Wednesday, September 30, 2009

Im A Sinner

Ya Allah,please forgive me.Im just a useless servant of yours.I fill my life with selfishness,egoism,cruelty and lies.I've never been anyone useful.I'm not needed by anyone,I only create difficulties and sadness for other people.My family and my loved ones.Im sinful Ya Allah.Please punish me with the most painful pain that you can ever give anyone Ya Allah.Please Ya Allah.You give me pain and the only pain.But please give the people I love happiness.No matter how much mistakes they make,please forgive them Ya Allah.Give them happiness and success.I don't mind ya Allah if you want to punish me as badly as you want,but no matter what pain or difficulty they face,please take it away.Cure their every sickness.Take away their every sadness.Put smiles on their faces Ya Allah.Bless my family,Siti Nur Syazwani and her family Ya Allah.Please Ya Allah.Please.I beg you.Give me difficulty,any pain but not them Ya Allah.Only you know what's in my heart Ya Allah.If all this while,whatever I do because I just wanna get name for myself,you punish me Ya Allah.You give me painful death Ya Allah.But if all I do just to make them smile and happy,you forgive all my mistakes Ya Allah.Please.Show me the right path Ya Allah.I want to be a better person.Please Ya Allah.Help guide me.You've send me the light,please don't take her away.Please don't take her away.If all this while,I've never sincerely love her,you destroy me now,if my intention is just to take advantage,you punish me with the most painful death Ya Allah.I beg you Ya Allah,don't ever give me any other girl because I don't want nor need anyone else.All I need is Syazwani Ya Allah.I promise you before and I'll promise you again that im never gonna love any other girl.Just her.You become my witness Ya Allah.I'm gonna keep this promise till my very last breath.Hel me change Ya Allah.I don't want to have to lie anymore.Help me Ya Allah.Open my heart.Show me the right way.To you,only to you that I bow,I love you Ya Allah.I love Syazwani,my family an her family.Till death I will.Amin.
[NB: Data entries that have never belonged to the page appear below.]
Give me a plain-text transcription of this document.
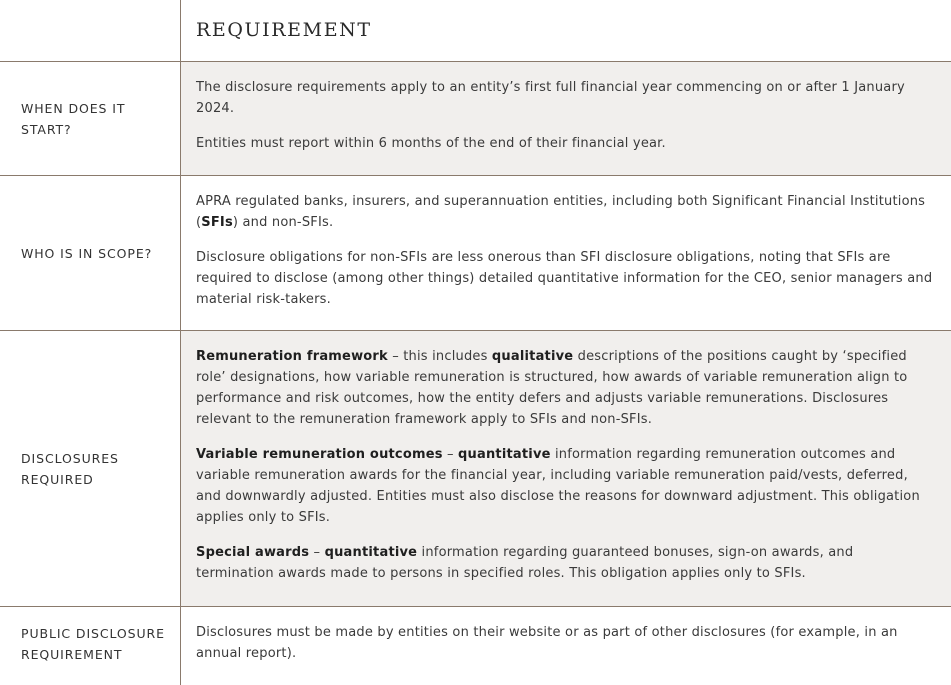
REQUIREMENT
WHEN DOES IT
START?

The disclosure requirements apply to an entity’s first full financial year commencing on or after 1 January 2024.

Entities must report within 6 months of the end of their financial year.

WHO IS IN SCOPE?

APRA regulated banks, insurers, and superannuation entities, including both Significant Financial Institutions (SFIs) and non-SFIs.

Disclosure obligations for non-SFIs are less onerous than SFI disclosure obligations, noting that SFIs are required to disclose (among other things) detailed quantitative information for the CEO, senior managers and material risk-takers.

DISCLOSURES
REQUIRED

Remuneration framework – this includes qualitative descriptions of the positions caught by ‘specified role’ designations, how variable remuneration is structured, how awards of variable remuneration align to performance and risk outcomes, how the entity defers and adjusts variable remunerations. Disclosures relevant to the remuneration framework apply to SFIs and non-SFIs.

Variable remuneration outcomes – quantitative information regarding remuneration outcomes and variable remuneration awards for the financial year, including variable remuneration paid/vests, deferred, and downwardly adjusted. Entities must also disclose the reasons for downward adjustment. This obligation applies only to SFIs.

Special awards – quantitative information regarding guaranteed bonuses, sign-on awards, and termination awards made to persons in specified roles. This obligation applies only to SFIs.

PUBLIC DISCLOSURE
REQUIREMENT

Disclosures must be made by entities on their website or as part of other disclosures (for example, in an annual report).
Awak,I know you might not read my blog,but if you do,i just wanna say I'm really sorry for hurting you.I didn't meant to By.Trust me.I was just filled with sadness and anger.I was so disappointed with myself that I let my emotions take over me.Im sorry.I was such a jackass,a jerk,shouting at you back there.What was I thinking?Actually I needed you By,that's why I didn't want you to go.But I was too ego to say.Im sorry.By,no matter what,im gonna love you,only you.Thankyou for everything.